I knew what was happening. Just last night, I had been dreaming these images up, unable to stop my lips from curling in satisfaction as I reveled in the carnage running Shinnston-tornadic in my head. I got so excited about it, my feet twitched together under the last quilt my mamaw had patched together right before she went home to be with the Lord. My ankles knocked, and my heart smacked in place with a sick delight. I had spelled out every single one of these fantasies to the man in the woods, the words spilling just like the sour acid smearing down my chin. I had rattled them off with the excitement and anticipation of winning lottery numbers, each thought worse than the last. But it hadn’t been my father I was thinking of. He’s not the one I wanted tortured and ruined. He’s not the one I wanted gone. He wasn’t my target. 

It had been my Mother. She’s the one I requested. But my request wasn’t what I was really asking. I had just wanted her gone. That was the sealed deal. 

And I didn’t need to see my daddy’s unnaturally grotesque corpse to know he was long gone instead. The deal, after all, was an honest one. The words were becoming crystal. 

“I just need your soul in return, Marlea girl,” the man in the woods had said in his birdsong voice. His words were like a windchime. “I can make or break dreams, and the Devil’s only in the details. You won’t miss it much.” 

I had nodded. I had agreed  

The man in the woods had pulled out a perfectly round, ripe orange.

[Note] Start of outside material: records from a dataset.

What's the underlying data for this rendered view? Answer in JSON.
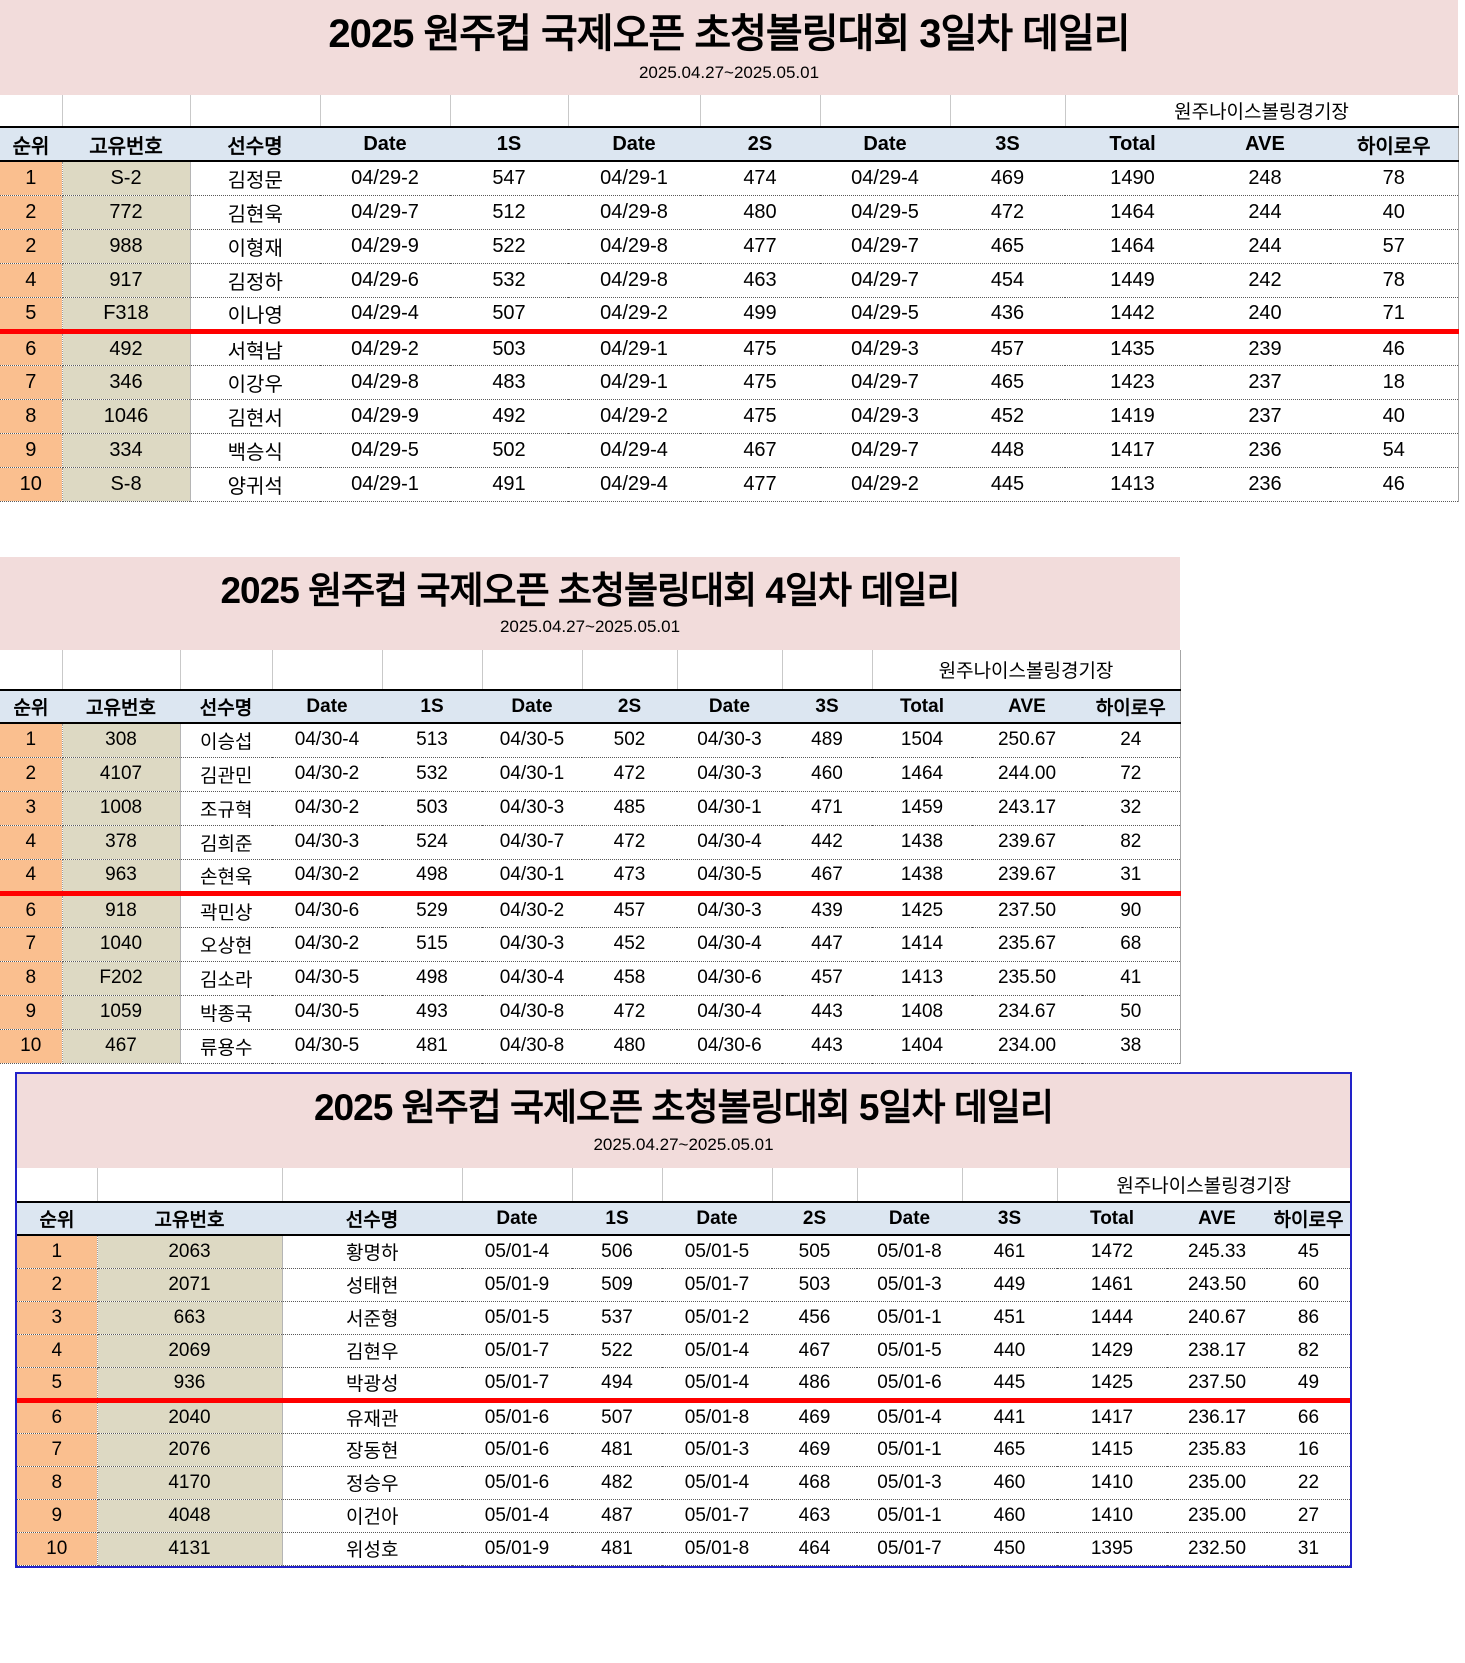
{
  "tables": [
    {
      "title": "2025 원주컵 국제오픈 초청볼링대회 3일차 데일리",
      "subtitle": "2025.04.27~2025.05.01",
      "venue": "원주나이스볼링경기장",
      "headers": [
        "순위",
        "고유번호",
        "선수명",
        "Date",
        "1S",
        "Date",
        "2S",
        "Date",
        "3S",
        "Total",
        "AVE",
        "하이로우"
      ],
      "red_line_after_row": 5,
      "rows": [
        {
          "rank": "1",
          "id": "S-2",
          "name": "김정문",
          "date1": "04/29-2",
          "s1": "547",
          "date2": "04/29-1",
          "s2": "474",
          "date3": "04/29-4",
          "s3": "469",
          "total": "1490",
          "ave": "248",
          "hilow": "78"
        },
        {
          "rank": "2",
          "id": "772",
          "name": "김현욱",
          "date1": "04/29-7",
          "s1": "512",
          "date2": "04/29-8",
          "s2": "480",
          "date3": "04/29-5",
          "s3": "472",
          "total": "1464",
          "ave": "244",
          "hilow": "40"
        },
        {
          "rank": "2",
          "id": "988",
          "name": "이형재",
          "date1": "04/29-9",
          "s1": "522",
          "date2": "04/29-8",
          "s2": "477",
          "date3": "04/29-7",
          "s3": "465",
          "total": "1464",
          "ave": "244",
          "hilow": "57"
        },
        {
          "rank": "4",
          "id": "917",
          "name": "김정하",
          "date1": "04/29-6",
          "s1": "532",
          "date2": "04/29-8",
          "s2": "463",
          "date3": "04/29-7",
          "s3": "454",
          "total": "1449",
          "ave": "242",
          "hilow": "78"
        },
        {
          "rank": "5",
          "id": "F318",
          "name": "이나영",
          "date1": "04/29-4",
          "s1": "507",
          "date2": "04/29-2",
          "s2": "499",
          "date3": "04/29-5",
          "s3": "436",
          "total": "1442",
          "ave": "240",
          "hilow": "71"
        },
        {
          "rank": "6",
          "id": "492",
          "name": "서혁남",
          "date1": "04/29-2",
          "s1": "503",
          "date2": "04/29-1",
          "s2": "475",
          "date3": "04/29-3",
          "s3": "457",
          "total": "1435",
          "ave": "239",
          "hilow": "46"
        },
        {
          "rank": "7",
          "id": "346",
          "name": "이강우",
          "date1": "04/29-8",
          "s1": "483",
          "date2": "04/29-1",
          "s2": "475",
          "date3": "04/29-7",
          "s3": "465",
          "total": "1423",
          "ave": "237",
          "hilow": "18"
        },
        {
          "rank": "8",
          "id": "1046",
          "name": "김현서",
          "date1": "04/29-9",
          "s1": "492",
          "date2": "04/29-2",
          "s2": "475",
          "date3": "04/29-3",
          "s3": "452",
          "total": "1419",
          "ave": "237",
          "hilow": "40"
        },
        {
          "rank": "9",
          "id": "334",
          "name": "백승식",
          "date1": "04/29-5",
          "s1": "502",
          "date2": "04/29-4",
          "s2": "467",
          "date3": "04/29-7",
          "s3": "448",
          "total": "1417",
          "ave": "236",
          "hilow": "54"
        },
        {
          "rank": "10",
          "id": "S-8",
          "name": "양귀석",
          "date1": "04/29-1",
          "s1": "491",
          "date2": "04/29-4",
          "s2": "477",
          "date3": "04/29-2",
          "s3": "445",
          "total": "1413",
          "ave": "236",
          "hilow": "46"
        }
      ]
    },
    {
      "title": "2025 원주컵 국제오픈 초청볼링대회 4일차 데일리",
      "subtitle": "2025.04.27~2025.05.01",
      "venue": "원주나이스볼링경기장",
      "headers": [
        "순위",
        "고유번호",
        "선수명",
        "Date",
        "1S",
        "Date",
        "2S",
        "Date",
        "3S",
        "Total",
        "AVE",
        "하이로우"
      ],
      "red_line_after_row": 5,
      "rows": [
        {
          "rank": "1",
          "id": "308",
          "name": "이승섭",
          "date1": "04/30-4",
          "s1": "513",
          "date2": "04/30-5",
          "s2": "502",
          "date3": "04/30-3",
          "s3": "489",
          "total": "1504",
          "ave": "250.67",
          "hilow": "24"
        },
        {
          "rank": "2",
          "id": "4107",
          "name": "김관민",
          "date1": "04/30-2",
          "s1": "532",
          "date2": "04/30-1",
          "s2": "472",
          "date3": "04/30-3",
          "s3": "460",
          "total": "1464",
          "ave": "244.00",
          "hilow": "72"
        },
        {
          "rank": "3",
          "id": "1008",
          "name": "조규혁",
          "date1": "04/30-2",
          "s1": "503",
          "date2": "04/30-3",
          "s2": "485",
          "date3": "04/30-1",
          "s3": "471",
          "total": "1459",
          "ave": "243.17",
          "hilow": "32"
        },
        {
          "rank": "4",
          "id": "378",
          "name": "김희준",
          "date1": "04/30-3",
          "s1": "524",
          "date2": "04/30-7",
          "s2": "472",
          "date3": "04/30-4",
          "s3": "442",
          "total": "1438",
          "ave": "239.67",
          "hilow": "82"
        },
        {
          "rank": "4",
          "id": "963",
          "name": "손현욱",
          "date1": "04/30-2",
          "s1": "498",
          "date2": "04/30-1",
          "s2": "473",
          "date3": "04/30-5",
          "s3": "467",
          "total": "1438",
          "ave": "239.67",
          "hilow": "31"
        },
        {
          "rank": "6",
          "id": "918",
          "name": "곽민상",
          "date1": "04/30-6",
          "s1": "529",
          "date2": "04/30-2",
          "s2": "457",
          "date3": "04/30-3",
          "s3": "439",
          "total": "1425",
          "ave": "237.50",
          "hilow": "90"
        },
        {
          "rank": "7",
          "id": "1040",
          "name": "오상현",
          "date1": "04/30-2",
          "s1": "515",
          "date2": "04/30-3",
          "s2": "452",
          "date3": "04/30-4",
          "s3": "447",
          "total": "1414",
          "ave": "235.67",
          "hilow": "68"
        },
        {
          "rank": "8",
          "id": "F202",
          "name": "김소라",
          "date1": "04/30-5",
          "s1": "498",
          "date2": "04/30-4",
          "s2": "458",
          "date3": "04/30-6",
          "s3": "457",
          "total": "1413",
          "ave": "235.50",
          "hilow": "41"
        },
        {
          "rank": "9",
          "id": "1059",
          "name": "박종국",
          "date1": "04/30-5",
          "s1": "493",
          "date2": "04/30-8",
          "s2": "472",
          "date3": "04/30-4",
          "s3": "443",
          "total": "1408",
          "ave": "234.67",
          "hilow": "50"
        },
        {
          "rank": "10",
          "id": "467",
          "name": "류용수",
          "date1": "04/30-5",
          "s1": "481",
          "date2": "04/30-8",
          "s2": "480",
          "date3": "04/30-6",
          "s3": "443",
          "total": "1404",
          "ave": "234.00",
          "hilow": "38"
        }
      ]
    },
    {
      "title": "2025 원주컵 국제오픈 초청볼링대회 5일차 데일리",
      "subtitle": "2025.04.27~2025.05.01",
      "venue": "원주나이스볼링경기장",
      "headers": [
        "순위",
        "고유번호",
        "선수명",
        "Date",
        "1S",
        "Date",
        "2S",
        "Date",
        "3S",
        "Total",
        "AVE",
        "하이로우"
      ],
      "red_line_after_row": 5,
      "rows": [
        {
          "rank": "1",
          "id": "2063",
          "name": "황명하",
          "date1": "05/01-4",
          "s1": "506",
          "date2": "05/01-5",
          "s2": "505",
          "date3": "05/01-8",
          "s3": "461",
          "total": "1472",
          "ave": "245.33",
          "hilow": "45"
        },
        {
          "rank": "2",
          "id": "2071",
          "name": "성태현",
          "date1": "05/01-9",
          "s1": "509",
          "date2": "05/01-7",
          "s2": "503",
          "date3": "05/01-3",
          "s3": "449",
          "total": "1461",
          "ave": "243.50",
          "hilow": "60"
        },
        {
          "rank": "3",
          "id": "663",
          "name": "서준형",
          "date1": "05/01-5",
          "s1": "537",
          "date2": "05/01-2",
          "s2": "456",
          "date3": "05/01-1",
          "s3": "451",
          "total": "1444",
          "ave": "240.67",
          "hilow": "86"
        },
        {
          "rank": "4",
          "id": "2069",
          "name": "김현우",
          "date1": "05/01-7",
          "s1": "522",
          "date2": "05/01-4",
          "s2": "467",
          "date3": "05/01-5",
          "s3": "440",
          "total": "1429",
          "ave": "238.17",
          "hilow": "82"
        },
        {
          "rank": "5",
          "id": "936",
          "name": "박광성",
          "date1": "05/01-7",
          "s1": "494",
          "date2": "05/01-4",
          "s2": "486",
          "date3": "05/01-6",
          "s3": "445",
          "total": "1425",
          "ave": "237.50",
          "hilow": "49"
        },
        {
          "rank": "6",
          "id": "2040",
          "name": "유재관",
          "date1": "05/01-6",
          "s1": "507",
          "date2": "05/01-8",
          "s2": "469",
          "date3": "05/01-4",
          "s3": "441",
          "total": "1417",
          "ave": "236.17",
          "hilow": "66"
        },
        {
          "rank": "7",
          "id": "2076",
          "name": "장동현",
          "date1": "05/01-6",
          "s1": "481",
          "date2": "05/01-3",
          "s2": "469",
          "date3": "05/01-1",
          "s3": "465",
          "total": "1415",
          "ave": "235.83",
          "hilow": "16"
        },
        {
          "rank": "8",
          "id": "4170",
          "name": "정승우",
          "date1": "05/01-6",
          "s1": "482",
          "date2": "05/01-4",
          "s2": "468",
          "date3": "05/01-3",
          "s3": "460",
          "total": "1410",
          "ave": "235.00",
          "hilow": "22"
        },
        {
          "rank": "9",
          "id": "4048",
          "name": "이건아",
          "date1": "05/01-4",
          "s1": "487",
          "date2": "05/01-7",
          "s2": "463",
          "date3": "05/01-1",
          "s3": "460",
          "total": "1410",
          "ave": "235.00",
          "hilow": "27"
        },
        {
          "rank": "10",
          "id": "4131",
          "name": "위성호",
          "date1": "05/01-9",
          "s1": "481",
          "date2": "05/01-8",
          "s2": "464",
          "date3": "05/01-7",
          "s3": "450",
          "total": "1395",
          "ave": "232.50",
          "hilow": "31"
        }
      ]
    }
  ],
  "colors": {
    "title_bg": "#f2dcdb",
    "header_bg": "#dce6f1",
    "rank_bg": "#fabf8f",
    "id_bg": "#ddd9c3",
    "red_line": "#ff0000",
    "table3_border": "#2222c8"
  }
}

He tossed it in the air before catching it again, quickly gouging his big thumbs into the pedicel. It all but popped, a spurt of citrus juice gushing on his hands as the yellow rind buried under his nail beds. He parted it like the Red Sea and pushed it to my lips. And I nodded my damned head. 

I wished to God I wouldn’t have. 

Mother might be leaving, but it was my soul that was gone. Every happy memory I had was with my dad, but I could already feel them wilting away like rotting funeral flowers, replacing them with decay. My soul was my love, and my love was my light.  

  There was no getting it back once the candle was snuffed out. The darkness enveloped me.  

It hadn’t been the wrong parent. I just hadn’t been sure what I was asking for.  

The taste of orange is still on my tongue, but with every swallow, I can’t get the bitterness of blame and guilt out of my mouth.  

The hatred swallows up the good. 

And somewhere in the woods, a man laughs and licks his fingers clean.